This was the transformative experience that gave rise to the writing of this story. It’s controversial I know. And I somewhat fear for writing this.

I have never approved of the segregated church I am part of. I cannot remember a day in my life that I both knew about Belhar and rejected Belhar. Everywhere I went I always made the more pro-unification choice that was on the table. Sometimes I even attempted to stretch the table a bit, to put options on the table that weren’t considered. I remember attending an URCSA meeting in 2007 that NG students were invited to, but being the only one who went. I remember the setting up of the meeting of URCSA theological students leadership and NG theological students leadership in the same year, and we actually organized a visit of both groups to a worship session of the other. Few students attended, but the experience was positive. I guess I didn’t change the face of the faculty at UP in the process, but at least I made some friends.

At times I have been extremely critical of my own church, and the process of unity. I guess taking things a few notches further than most of the “open” voices in the church. I’ve been uncomfortable with the idea that we become one church structurally, without local congregations actually reflecting this. What I dream of and hope for has been for true unity in worship and action for many years now.

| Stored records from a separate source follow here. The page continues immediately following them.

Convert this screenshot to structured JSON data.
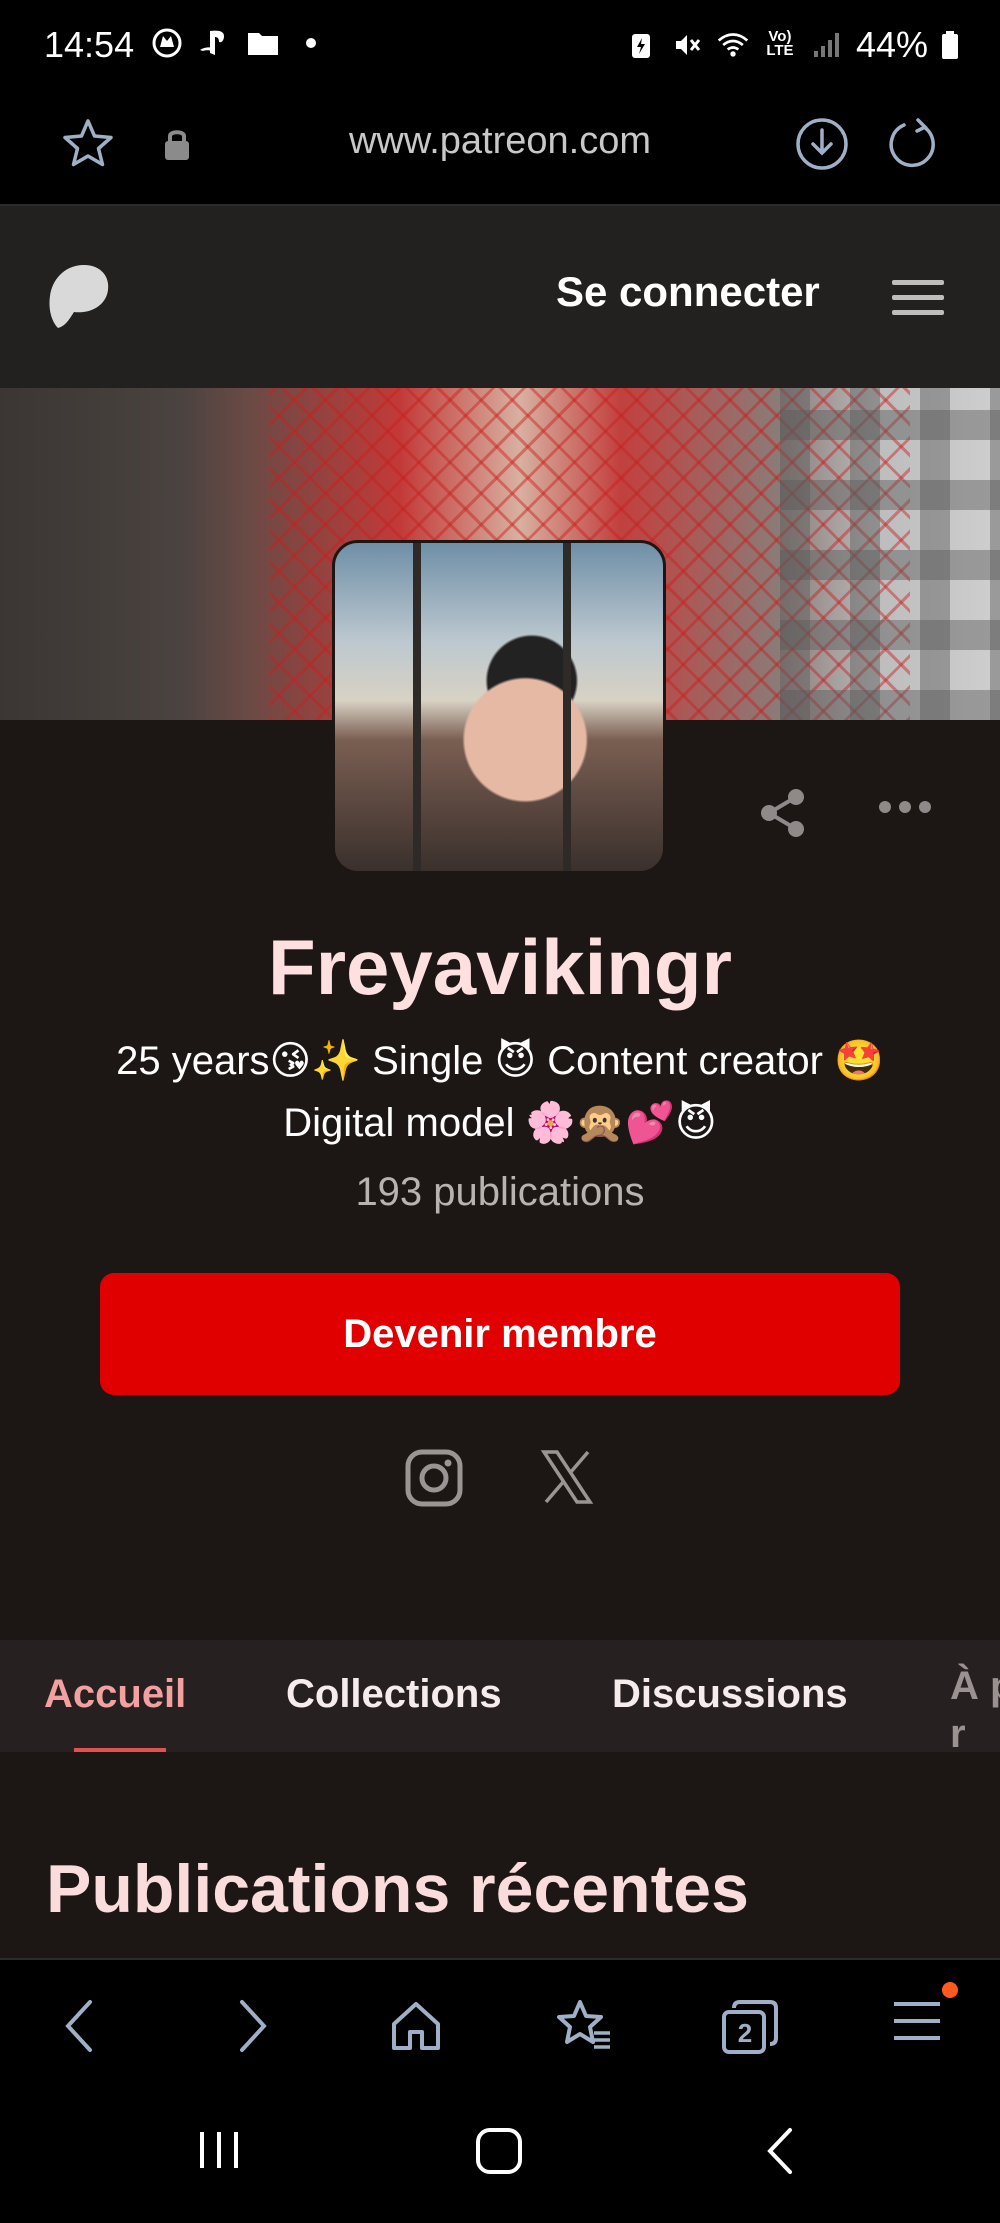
{
  "status_bar": {
    "time": "14:54",
    "battery_percent": "44%",
    "network": "Vo) LTE"
  },
  "browser": {
    "url": "www.patreon.com",
    "tab_count": "2"
  },
  "patreon_header": {
    "login_label": "Se connecter"
  },
  "profile": {
    "name": "Freyavikingr",
    "bio_line1": "25 years😘✨ Single 😈 Content creator 🤩",
    "bio_line2": "Digital model 🌸🙊💕😈",
    "publications": "193 publications",
    "join_label": "Devenir membre"
  },
  "tabs": [
    {
      "label": "Accueil",
      "active": true
    },
    {
      "label": "Collections",
      "active": false
    },
    {
      "label": "Discussions",
      "active": false
    },
    {
      "label": "À pr",
      "active": false
    }
  ],
  "recent": {
    "title": "Publications récentes"
  },
  "colors": {
    "join_button": "#e10000",
    "name_text": "#fde0df",
    "tab_active": "#f2a0a0",
    "background": "#1c1615"
  }
}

Deconstruction makes you mad, I sometimes think. Once you start down that rabbit hole, realize why you are doing what you are doing, what you are actually saying, how this is being heard by other voices, and how far away from “justice”, “mercy” and “truth” your one life really is, it becomes almost unbearable. But Africa has taught me that I can never fully deconstruct myself. I need the other to deconstruct me. I need to be open to the voice of an other, a different perspective, to help me interpret my own life and actions, to understand what it is that I am actually doing.

I don’t want to make a hero out of someone, and most of my transformative experiences was with voices that you have never heard of. And this one was only possible because of these voices, and others, who have helped me to make me open to hear the different perspective this post is about.

It was at the opening of the South African Missiological Society of 2010 when Jonathan Jansen spoke, and he dared to say that the Dutch Reformed Church is irrelevant (and this in front of a mainly white crowd). The way I heard him was that the Dutch Reformed Church was teaching their members week by week that it is OK not to ask : “Who is my neighbour”, by allowing them to sit in all white churches in South Africa. This might not have been what he said, but this is what I heard.

Deconstruction makes me mad. My thoughts went on to think in the line of liturgy. What was this liturgy of white worship communicating week by week, whatever we might be preaching? I saw it as communicating that the white ghetto was OK, that the lack of friendships with people of all races and colours was OK. That the distance we kept between ourselves and black people was OK. My thoughts went on to the idea that we might be doing a hell of a lot of development work in South Africa, but we will never be able to contribute to the transformation and reconciliation of a country if we keep this liturgy of whiteness.